Ночью небо не плакало, и утро выдалось погожее. Солнце было ярким, и с его первыми лучами у могилы появился старик. Он пришел вместе с четвероногим другом, теперь не отстававший от хозяина, и принес табурет. Поставил его у вырытого въезда. Сошел в могилу и выкатил катафалк. Снял крышку гроба: пусть подышит голубка еще. И сел лицом к катафалку, притих. О чем он думал? Пожалуй, о том же, каждодневном. За эти дни он ничего не ел, не хотел, словно со смертью жены, у него отмер и желудок, по крайней мере, чувства голода он не испытывал, только изредка пил воду. Кусок не лез в горло. Вместе с чувством голода отмирали и думы, мысли, может быть, и мозги. Он отрешался от мира, с которым решил порвать, ушел в себя, как в скорлупу ореха. И все делал под действием слабого импульса здравого смысла. И этот смысл заключался в том, чтобы самому наладить последний их приют. Надеяться не на кого. Он сидел, положив руки на колени, спина была согнута, голова склоненная, непокрытая, и прохладный ветерок обдувал на ней жидкую белую поросль. Впалые щеки, удлинившийся нос, нависшие брови, отсутствующий взгляд и мертвенная бледность старика привели собаку в исступление. Волчок завыл, заплакал. Старик вздрогнул и осуждающе посмотрел на верного товарища, дескать, успокойся, все кладбище поднимешь. Волчок примолк, но носом продолжал издавать слабые звуки.
Мирон поднялся. Постоял, посмотрел на жену и, вздохнув, принялся за дело.
Примерно в полуметре от стены поставил принесенный табурет. Подкатил к нему гроб и, приподняв его у изголовья, ногой стал выталкивать из-под него тележку. Освободившуюся часть поставил на табуретку. Затем, приподняв другой конец гроба, ногой вытолкнул из-под него тележку совсем и опустил гроб на землю.
Матрена лежала под углом и, казалось, прищурилась от яркого света. Лицо посветлело, и синева отступила.
Собака недоуменно смотрела на свою бывшую хозяйку сверху, то, поскуливая, то, приветливо помахивая хвостом. Переводила взгляд на хозяина и, не получая никаких разъяснений, вновь скулила.
Мирон прошел к изголовью, приподнял его и, оттолкнув в нишу табурет, осторожно опустил гроб.
День разыгрывался. Радуясь последнему теплу, оживились птицы. От земли поднималась испарина. Мирон сидел на солнышке на табурете, сгорбившись и, уже казалось, ушел душою на вечное житие в эту могилу.
Очнуться заставил Волчок. Он тормошил за полу старенького пиджачка и как будто бы негодовал: очнись, ты же еще живой!
Старик повернулся к нему, протянул руку и погладил. Пес облегченно вздохнул.

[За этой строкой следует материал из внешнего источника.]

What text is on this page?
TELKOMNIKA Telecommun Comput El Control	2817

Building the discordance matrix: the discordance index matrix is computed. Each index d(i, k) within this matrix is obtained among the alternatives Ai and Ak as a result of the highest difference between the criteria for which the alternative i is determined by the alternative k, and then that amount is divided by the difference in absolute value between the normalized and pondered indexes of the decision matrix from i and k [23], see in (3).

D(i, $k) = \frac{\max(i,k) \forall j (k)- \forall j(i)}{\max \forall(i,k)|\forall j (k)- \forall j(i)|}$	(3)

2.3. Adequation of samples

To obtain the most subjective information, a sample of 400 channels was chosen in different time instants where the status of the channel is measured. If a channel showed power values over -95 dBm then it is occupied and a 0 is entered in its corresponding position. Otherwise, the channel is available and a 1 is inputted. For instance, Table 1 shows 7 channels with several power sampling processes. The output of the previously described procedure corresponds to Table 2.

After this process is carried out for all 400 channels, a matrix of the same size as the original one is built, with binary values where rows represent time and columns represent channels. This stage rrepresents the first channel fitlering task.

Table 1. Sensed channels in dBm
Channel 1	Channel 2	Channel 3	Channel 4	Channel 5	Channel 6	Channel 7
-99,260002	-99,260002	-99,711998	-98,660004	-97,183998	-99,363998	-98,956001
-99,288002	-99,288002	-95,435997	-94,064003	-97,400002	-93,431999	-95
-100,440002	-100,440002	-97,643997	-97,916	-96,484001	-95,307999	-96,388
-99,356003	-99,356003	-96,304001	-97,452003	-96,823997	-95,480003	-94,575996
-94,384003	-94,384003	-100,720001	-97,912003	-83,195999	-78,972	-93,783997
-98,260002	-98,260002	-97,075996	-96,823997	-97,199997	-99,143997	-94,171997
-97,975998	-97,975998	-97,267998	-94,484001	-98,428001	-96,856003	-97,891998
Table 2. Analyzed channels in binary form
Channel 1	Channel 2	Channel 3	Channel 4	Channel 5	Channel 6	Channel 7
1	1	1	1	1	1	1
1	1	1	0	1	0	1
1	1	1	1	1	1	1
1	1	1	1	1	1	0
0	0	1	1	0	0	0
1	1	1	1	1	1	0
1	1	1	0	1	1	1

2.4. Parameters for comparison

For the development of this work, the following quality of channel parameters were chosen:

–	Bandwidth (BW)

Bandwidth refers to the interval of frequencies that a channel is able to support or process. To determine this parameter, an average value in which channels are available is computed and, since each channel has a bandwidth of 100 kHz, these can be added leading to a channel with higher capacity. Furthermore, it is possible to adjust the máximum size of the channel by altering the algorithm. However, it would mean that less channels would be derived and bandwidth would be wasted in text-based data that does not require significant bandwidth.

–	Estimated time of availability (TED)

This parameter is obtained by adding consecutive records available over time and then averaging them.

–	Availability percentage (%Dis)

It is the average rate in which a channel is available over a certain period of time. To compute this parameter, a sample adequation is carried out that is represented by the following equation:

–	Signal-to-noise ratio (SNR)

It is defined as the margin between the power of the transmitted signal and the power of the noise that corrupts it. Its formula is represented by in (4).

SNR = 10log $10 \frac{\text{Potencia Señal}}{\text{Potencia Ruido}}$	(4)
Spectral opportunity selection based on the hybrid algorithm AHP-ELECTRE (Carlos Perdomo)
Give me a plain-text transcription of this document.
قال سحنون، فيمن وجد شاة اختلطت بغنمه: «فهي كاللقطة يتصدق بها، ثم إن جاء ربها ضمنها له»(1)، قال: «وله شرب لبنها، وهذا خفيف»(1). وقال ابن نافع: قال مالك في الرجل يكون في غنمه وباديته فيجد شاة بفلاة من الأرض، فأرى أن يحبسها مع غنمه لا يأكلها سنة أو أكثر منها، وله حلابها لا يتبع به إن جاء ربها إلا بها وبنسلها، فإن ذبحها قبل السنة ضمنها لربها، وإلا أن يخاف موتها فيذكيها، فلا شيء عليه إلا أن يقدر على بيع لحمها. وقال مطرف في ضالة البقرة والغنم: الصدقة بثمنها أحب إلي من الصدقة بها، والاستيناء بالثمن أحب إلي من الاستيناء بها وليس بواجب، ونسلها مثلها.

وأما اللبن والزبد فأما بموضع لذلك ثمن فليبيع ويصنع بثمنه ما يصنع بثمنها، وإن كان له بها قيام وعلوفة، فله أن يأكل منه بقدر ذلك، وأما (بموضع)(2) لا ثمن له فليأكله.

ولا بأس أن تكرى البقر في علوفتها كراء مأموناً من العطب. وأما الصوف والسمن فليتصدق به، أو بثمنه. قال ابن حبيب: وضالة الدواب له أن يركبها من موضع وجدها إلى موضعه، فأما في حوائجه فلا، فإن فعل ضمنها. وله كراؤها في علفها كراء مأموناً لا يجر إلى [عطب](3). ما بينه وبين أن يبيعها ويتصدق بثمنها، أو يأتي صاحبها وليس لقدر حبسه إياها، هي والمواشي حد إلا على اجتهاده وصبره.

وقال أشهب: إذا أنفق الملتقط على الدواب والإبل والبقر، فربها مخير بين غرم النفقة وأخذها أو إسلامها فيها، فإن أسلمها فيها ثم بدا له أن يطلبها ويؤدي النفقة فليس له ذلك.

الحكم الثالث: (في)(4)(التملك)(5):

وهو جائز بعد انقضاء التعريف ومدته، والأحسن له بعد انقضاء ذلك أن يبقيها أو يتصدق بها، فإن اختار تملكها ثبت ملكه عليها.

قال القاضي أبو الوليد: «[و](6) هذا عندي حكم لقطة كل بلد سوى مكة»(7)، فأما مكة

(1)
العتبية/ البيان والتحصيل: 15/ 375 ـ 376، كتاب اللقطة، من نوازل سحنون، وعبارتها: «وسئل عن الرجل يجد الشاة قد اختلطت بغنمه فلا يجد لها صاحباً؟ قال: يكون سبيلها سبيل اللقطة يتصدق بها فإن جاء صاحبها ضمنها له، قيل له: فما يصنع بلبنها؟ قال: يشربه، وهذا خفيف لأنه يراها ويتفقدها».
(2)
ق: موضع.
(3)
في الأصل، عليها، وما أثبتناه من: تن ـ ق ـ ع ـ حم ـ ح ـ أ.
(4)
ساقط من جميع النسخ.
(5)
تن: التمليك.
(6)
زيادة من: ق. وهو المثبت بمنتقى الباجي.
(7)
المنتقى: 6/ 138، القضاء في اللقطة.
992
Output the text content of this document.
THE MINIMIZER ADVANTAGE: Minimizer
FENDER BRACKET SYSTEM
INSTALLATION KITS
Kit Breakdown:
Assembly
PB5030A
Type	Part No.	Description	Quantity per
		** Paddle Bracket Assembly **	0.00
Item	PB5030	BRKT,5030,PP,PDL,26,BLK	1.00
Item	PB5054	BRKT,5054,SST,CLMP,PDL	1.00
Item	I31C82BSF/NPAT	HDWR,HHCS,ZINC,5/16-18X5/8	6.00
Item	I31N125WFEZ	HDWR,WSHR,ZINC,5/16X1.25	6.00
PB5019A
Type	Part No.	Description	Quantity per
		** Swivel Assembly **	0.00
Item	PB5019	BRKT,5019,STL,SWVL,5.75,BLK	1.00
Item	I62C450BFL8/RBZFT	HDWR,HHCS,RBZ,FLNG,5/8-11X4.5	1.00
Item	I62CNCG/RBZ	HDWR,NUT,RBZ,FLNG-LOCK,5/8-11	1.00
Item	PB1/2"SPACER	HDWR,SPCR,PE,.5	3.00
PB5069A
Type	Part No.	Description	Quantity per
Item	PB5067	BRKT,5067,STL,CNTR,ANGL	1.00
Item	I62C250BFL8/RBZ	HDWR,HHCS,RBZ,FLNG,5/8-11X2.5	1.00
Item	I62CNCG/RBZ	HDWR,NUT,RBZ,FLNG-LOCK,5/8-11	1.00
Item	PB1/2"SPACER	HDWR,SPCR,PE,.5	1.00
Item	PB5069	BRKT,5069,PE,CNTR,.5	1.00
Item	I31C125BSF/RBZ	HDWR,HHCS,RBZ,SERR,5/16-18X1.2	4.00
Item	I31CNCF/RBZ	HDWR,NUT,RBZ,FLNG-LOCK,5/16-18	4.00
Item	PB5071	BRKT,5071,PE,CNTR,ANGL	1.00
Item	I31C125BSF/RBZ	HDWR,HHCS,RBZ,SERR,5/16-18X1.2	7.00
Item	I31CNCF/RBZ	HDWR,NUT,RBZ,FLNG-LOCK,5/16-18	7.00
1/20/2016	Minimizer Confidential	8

Более на открытом воздухе Матрену держать было нельзя, появился запах. Мирон поцеловал жену в лоб, посмотрел на нее долгим взглядом в последний раз и накрыл крышкой гроб. Топором вбил четыре гвоздя - по два с каждой стороны, - угольком нарисовал на крышке крест и, встав на колени, начал подавать гроб в нишу. Вначале сдвинул один край, перебравшись к изголовью, другой, пока не задвинул гроб полностью. Покончив с этим делом, устало сел на дно могилы и, привалившись к углу, беззвучно заплакал.
Ушел домой, когда солнце склонилось на закат. Но перед заходом его появился на могильнике вновь. Принёс крест. Однако вкапывать его не стал. Положил на взгорок, основанием к краю ямы. Еще раз прочитал то, что написал дома на перекладине креста.
"Суранова Матрена. Суранов Мирон. 1971г. Октябрь".
И, удовлетворившись, видимо, этим, похромал домой.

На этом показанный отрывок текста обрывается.